Christy Tawii, manajer wawasan regional Euromonitor, memperkirakan pengeluaran rumah tangga Afrika bisa melampaui US$2 triliun (setara Rp31.400 triliun) pada 2030. Ia juga mencatat tumbuhnya platform e-commerce seperti Chinese Supermarket yang memperluas distribusi merek China.
Saat ini yuan digunakan dalam sekitar 30% faktur perdagangan China-Afrika. Namun Rhodium Group dan Atlantic Council menilai masih ada batas struktural untuk ekspansi yuan karena surplus perdagangan China dan dominasi dolar AS dalam transaksi global.
Bagi perusahaan China, pasar Afrika semakin menarik di tengah margin domestik yang menipis, perlambatan ekonomi, dan hambatan dagang dari Amerika Serikat (AS) serta Eropa. Tetapi derasnya impor murah berisiko melemahkan manufaktur lokal Afrika.
"Afrika perlu dipandang bukan hanya sebagai pasar konsumen, tetapi sebagai pasar yang memproduksi barang yang dikonsumsi benua itu sendiri," ujar Ebipere Clark dari African Policy Research Institute.
Relokasi Perusahaan China
Sebagian perusahaan China juga mulai merelokasi produksi ke Afrika. Menurut Heather Li, banyak industri ringan China yang kini mempertimbangkan pabrik di Afrika untuk memanfaatkan tenaga kerja kompetitif dan akses prioritas ke pasar AS dan Eropa.

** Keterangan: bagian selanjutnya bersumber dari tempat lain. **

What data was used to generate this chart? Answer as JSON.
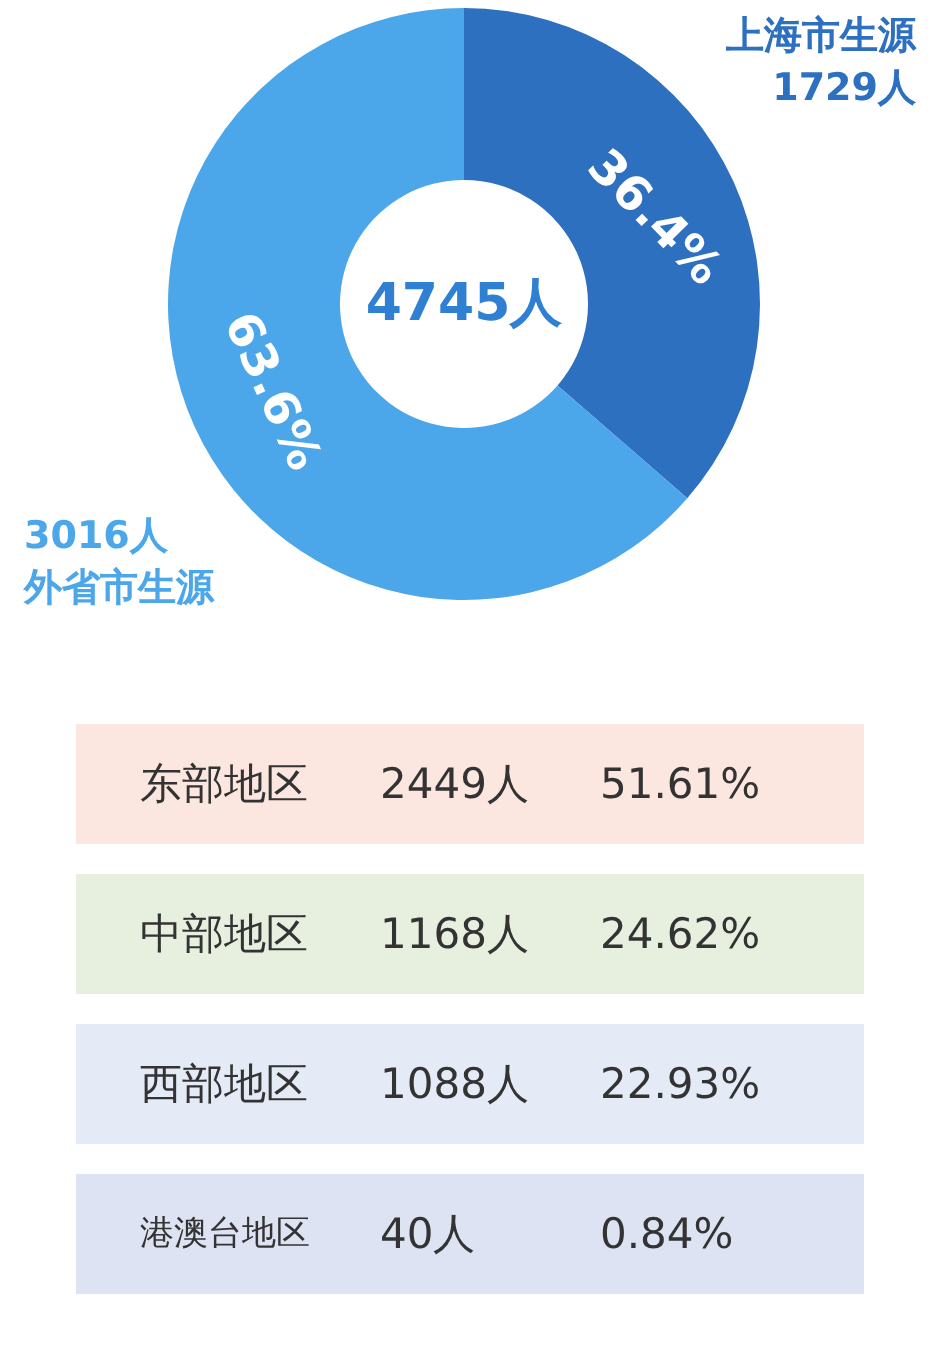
{
  "chart_data": [
    {
      "type": "donut",
      "categories": [
        "上海市生源",
        "外省市生源"
      ],
      "values": [
        36.4,
        63.6
      ],
      "value_labels": [
        "36.4%",
        "63.6%"
      ],
      "colors": [
        "#2e70c0",
        "#4ba6ea"
      ],
      "annotations": [
        "4745人",
        "1729人",
        "3016人"
      ]
    },
    {
      "type": "other",
      "categories": [
        "东部地区",
        "中部地区",
        "西部地区",
        "港澳台地区"
      ],
      "series": [
        {
          "colors": [
            "#fbe7df",
            "#e7f0df",
            "#e4ebf7",
            "#dde3f2"
          ],
          "values": [
            2449,
            1168,
            1088,
            40
          ],
          "value_labels": [
            "2449人",
            "1168人",
            "1088人",
            "40人"
          ]
        },
        {
          "values": [
            51.61,
            24.62,
            22.93,
            0.84
          ],
          "value_labels": [
            "51.61%",
            "24.62%",
            "22.93%",
            "0.84%"
          ]
        }
      ]
    }
  ]
}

Sunda International, perusahaan asal Guangzhou, mengklaim membangun lebih dari 20 pusat produksi di Afrika dalam satu dekade terakhir. Perusahaan membukukan pendapatan tahunan hingga US$450 juta (sekitar Rp7,07 triliun)
Di Zambia, sejumlah pabrik Sunda beroperasi seiring langkah China memperkuat infrastruktur regional. Pekan lalu, PM Li menandatangani perjanjian modernisasi jalur kereta api senilai US$1,4 miliar (sekitar Rp22 triliun) untuk menghubungkan Zambia ke Samudra Hindia guna meningkatkan kapasitas angkutan barang secara signifikan.